Gemäß § 274 Abs. 3 Z 1 iVm Abs. 5 und § 264 Abs 4 lit. f BAO kann im Falle der Zurückweisung eines verspätet eingebrachten Vorlageantrages von einer beantragten mündlichen Verhandlung abgesehen werden. Das Absehen von der beantragten mündlichen Verhandlung liegt im Ermessen des finanzgerichtlichen Entscheidungsorgans.Im anhängigen Verfahren lagen aus Sicht des BFG die Voraussetzungen für ein Absehen von der beantragten mündlichen Verhandlung vor. Die im Vorlageantrag behauptete Zustellung der BVE am 21. Okt 2025 ist durch die abgabenbehördlich nachgewiesene Datenlage eindeutig widerlegt. Die nachträgliche Datenlöschung zum Lesezeitpunkt der BVE durch eine Mitarbeiterin der steuerlichen Vertretung bestätigt den Beginn des Fristenlaufs für den Vorlageantrag am 20.Okt 2025 und macht zugleich deutlich, dass die Fristversäumnis durch eine Einbringung am 21.Nov 2025 durchaus erkannt worden war. Vor diesem Hintergrund erachtet das BFG ein Absehen von der beantragten mündlichen Verhandlung sowohl als billig als auch als ökonomisch zweckmäßig.

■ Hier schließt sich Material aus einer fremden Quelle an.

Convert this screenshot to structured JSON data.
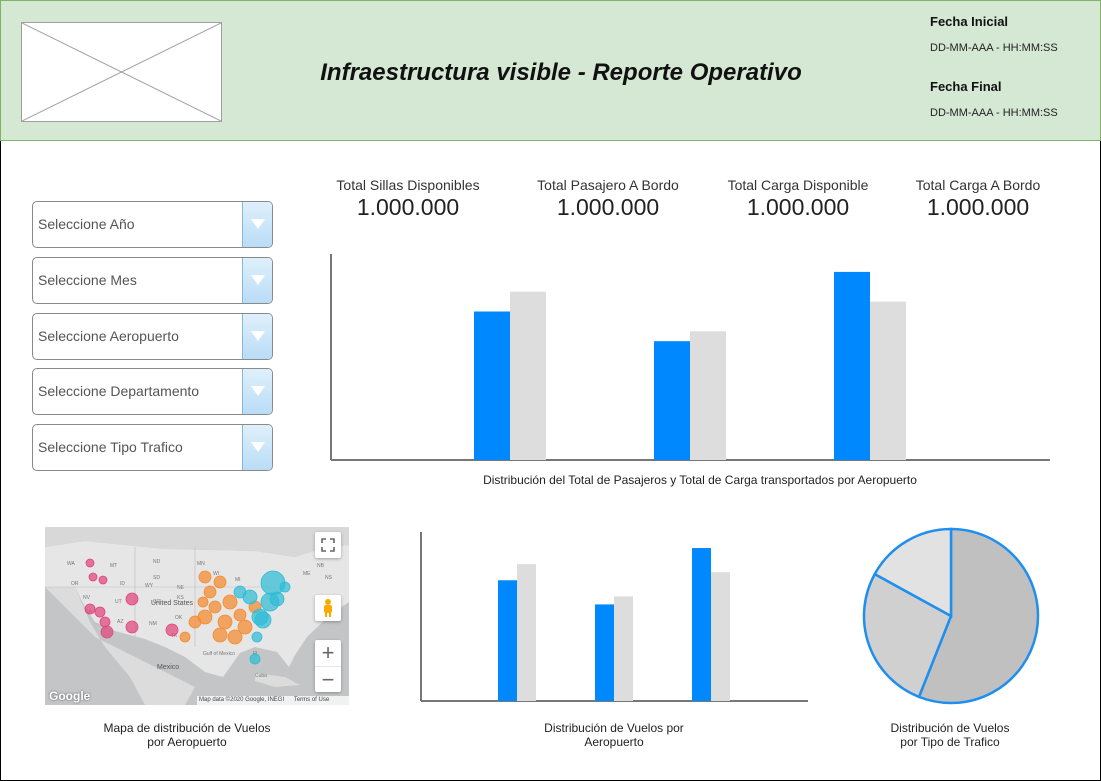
{
  "header": {
    "title": "Infraestructura visible - Reporte Operativo",
    "fecha_inicial_label": "Fecha Inicial",
    "fecha_inicial_value": "DD-MM-AAA - HH:MM:SS",
    "fecha_final_label": "Fecha Final",
    "fecha_final_value": "DD-MM-AAA - HH:MM:SS"
  },
  "filters": [
    {
      "label": "Seleccione Año"
    },
    {
      "label": "Seleccione Mes"
    },
    {
      "label": "Seleccione Aeropuerto"
    },
    {
      "label": "Seleccione Departamento"
    },
    {
      "label": "Seleccione Tipo Trafico"
    }
  ],
  "kpis": [
    {
      "title": "Total Sillas Disponibles",
      "value": "1.000.000"
    },
    {
      "title": "Total Pasajero A Bordo",
      "value": "1.000.000"
    },
    {
      "title": "Total Carga Disponible",
      "value": "1.000.000"
    },
    {
      "title": "Total Carga A Bordo",
      "value": "1.000.000"
    }
  ],
  "captions": {
    "main_chart": "Distribución del Total de Pasajeros y Total de Carga transportados por Aeropuerto",
    "map_line1": "Mapa de distribución de Vuelos",
    "map_line2": "por Aeropuerto",
    "flights_chart_line1": "Distribución de Vuelos por",
    "flights_chart_line2": "Aeropuerto",
    "pie_line1": "Distribución de Vuelos",
    "pie_line2": "por Tipo de Trafico"
  },
  "map": {
    "google_label": "Google",
    "attribution": "Map data ©2020 Google, INEGI",
    "terms": "Terms of Use",
    "zoom_in": "+",
    "zoom_out": "−",
    "place_labels": [
      "United States",
      "Mexico",
      "Gulf of Mexico",
      "Cuba",
      "WA",
      "MT",
      "ND",
      "OR",
      "ID",
      "SD",
      "WY",
      "NE",
      "NV",
      "UT",
      "CO",
      "KS",
      "CA",
      "AZ",
      "NM",
      "TX",
      "OK",
      "MN",
      "WI",
      "MI",
      "ME",
      "NB",
      "NS",
      "FL"
    ]
  },
  "colors": {
    "header_bg": "#d5e8d4",
    "bar_primary": "#0088ff",
    "bar_secondary": "#dddddd",
    "pie_stroke": "#1e8fef",
    "pie_large": "#c0c0c0",
    "pie_mid": "#d0d0d0",
    "pie_small": "#e2e2e2"
  },
  "chart_data": [
    {
      "type": "bar",
      "categories": [
        "",
        "",
        ""
      ],
      "series": [
        {
          "values": [
            75,
            60,
            95
          ]
        },
        {
          "values": [
            85,
            65,
            80
          ]
        }
      ],
      "ylim": [
        0,
        100
      ]
    },
    {
      "type": "bar",
      "categories": [
        "",
        "",
        ""
      ],
      "series": [
        {
          "values": [
            75,
            60,
            95
          ]
        },
        {
          "values": [
            85,
            65,
            80
          ]
        }
      ],
      "ylim": [
        0,
        100
      ]
    },
    {
      "type": "pie",
      "values": [
        56,
        27,
        17
      ]
    }
  ]
}
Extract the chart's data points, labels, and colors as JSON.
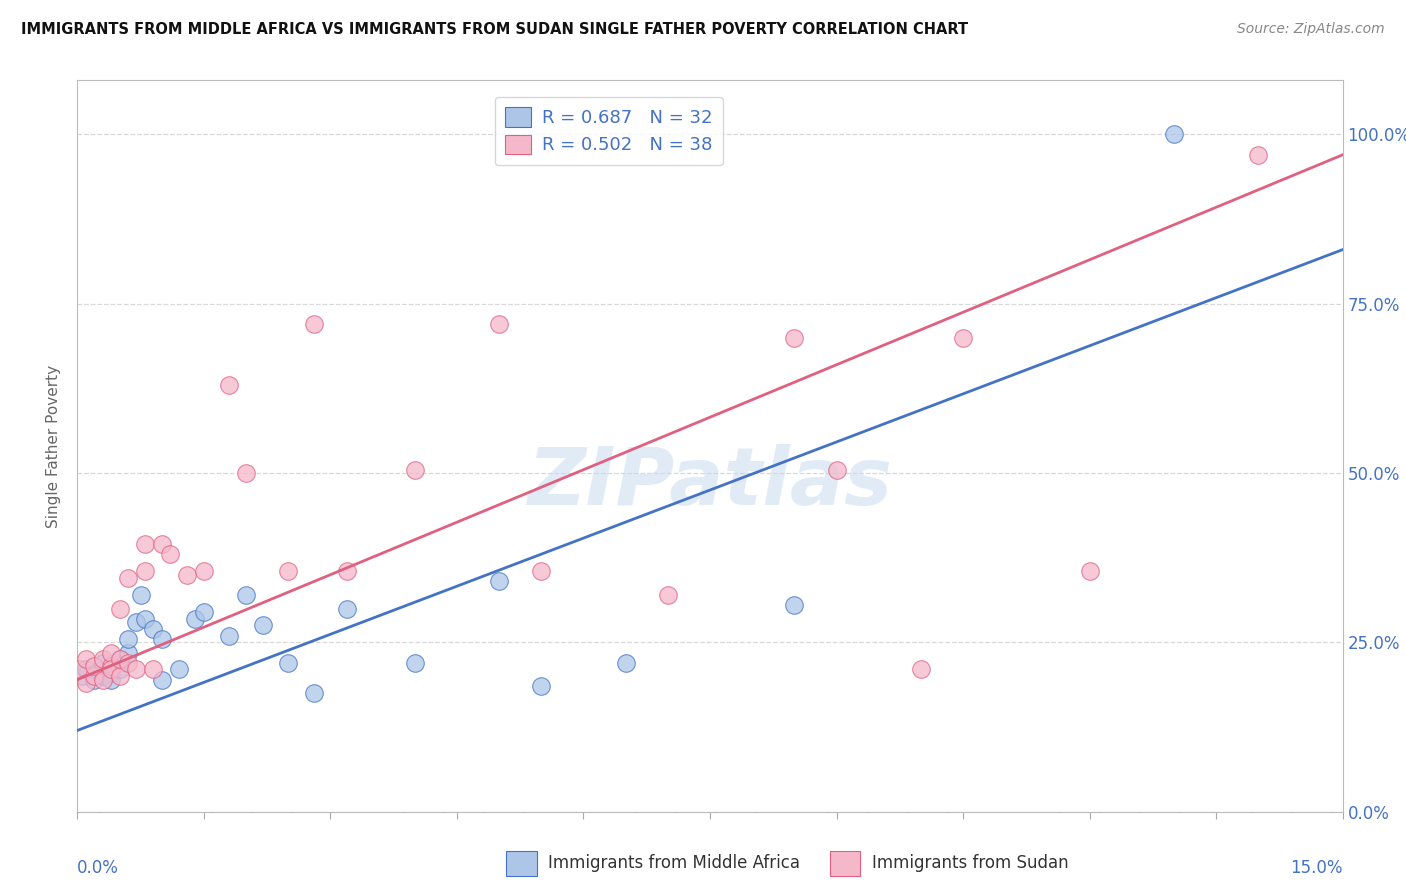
{
  "title": "IMMIGRANTS FROM MIDDLE AFRICA VS IMMIGRANTS FROM SUDAN SINGLE FATHER POVERTY CORRELATION CHART",
  "source": "Source: ZipAtlas.com",
  "ylabel": "Single Father Poverty",
  "watermark": "ZIPatlas",
  "legend_label1": "Immigrants from Middle Africa",
  "legend_label2": "Immigrants from Sudan",
  "R1": 0.687,
  "N1": 32,
  "R2": 0.502,
  "N2": 38,
  "color_blue": "#adc6e8",
  "color_pink": "#f5b8cb",
  "line_color_blue": "#4472c4",
  "line_color_pink": "#e06080",
  "text_color_blue": "#4472c4",
  "text_color_dark": "#333333",
  "background_color": "#ffffff",
  "grid_color": "#d8d8d8",
  "blue_points_x": [
    0.0005,
    0.001,
    0.002,
    0.003,
    0.003,
    0.004,
    0.004,
    0.005,
    0.005,
    0.006,
    0.006,
    0.007,
    0.0075,
    0.008,
    0.009,
    0.01,
    0.01,
    0.012,
    0.014,
    0.015,
    0.018,
    0.02,
    0.022,
    0.025,
    0.028,
    0.032,
    0.04,
    0.05,
    0.055,
    0.065,
    0.085,
    0.13
  ],
  "blue_points_y": [
    0.2,
    0.21,
    0.195,
    0.2,
    0.22,
    0.205,
    0.195,
    0.21,
    0.225,
    0.235,
    0.255,
    0.28,
    0.32,
    0.285,
    0.27,
    0.195,
    0.255,
    0.21,
    0.285,
    0.295,
    0.26,
    0.32,
    0.275,
    0.22,
    0.175,
    0.3,
    0.22,
    0.34,
    0.185,
    0.22,
    0.305,
    1.0
  ],
  "pink_points_x": [
    0.0002,
    0.001,
    0.001,
    0.002,
    0.002,
    0.003,
    0.003,
    0.004,
    0.004,
    0.004,
    0.005,
    0.005,
    0.005,
    0.006,
    0.006,
    0.007,
    0.008,
    0.008,
    0.009,
    0.01,
    0.011,
    0.013,
    0.015,
    0.018,
    0.02,
    0.025,
    0.028,
    0.032,
    0.04,
    0.05,
    0.055,
    0.07,
    0.085,
    0.09,
    0.1,
    0.105,
    0.12,
    0.14
  ],
  "pink_points_y": [
    0.21,
    0.19,
    0.225,
    0.2,
    0.215,
    0.195,
    0.225,
    0.215,
    0.235,
    0.21,
    0.2,
    0.225,
    0.3,
    0.345,
    0.22,
    0.21,
    0.395,
    0.355,
    0.21,
    0.395,
    0.38,
    0.35,
    0.355,
    0.63,
    0.5,
    0.355,
    0.72,
    0.355,
    0.505,
    0.72,
    0.355,
    0.32,
    0.7,
    0.505,
    0.21,
    0.7,
    0.355,
    0.97
  ],
  "xmin": 0.0,
  "xmax": 0.15,
  "ymin": 0.0,
  "ymax": 1.08,
  "blue_line_x0": 0.0,
  "blue_line_y0": 0.12,
  "blue_line_x1": 0.15,
  "blue_line_y1": 0.83,
  "pink_line_x0": 0.0,
  "pink_line_y0": 0.195,
  "pink_line_x1": 0.15,
  "pink_line_y1": 0.97
}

Gegen einen Beschluss des Bundesfinanzgerichtes ist die Revision zulässig, wenn sie von der Lösung einer Rechtsfrage abhängt, der grundsätzliche Bedeutung zukommt, insbesondere weil das Erkenntnis von der Rechtsprechung des Verwaltungsgerichtshofes abweicht, eine solche Rechtsprechung fehlt oder die zu lösende Rechtsfrage in der bisherigen Rechtsprechung des Verwaltungsgerichtshofes nicht einheitlich beantwortet wird.Da im anhängigen Verfahren keine Rechtsfragen von grundsätzlicher Bedeutung zu klären waren, war eine Revision nicht zuzulassen.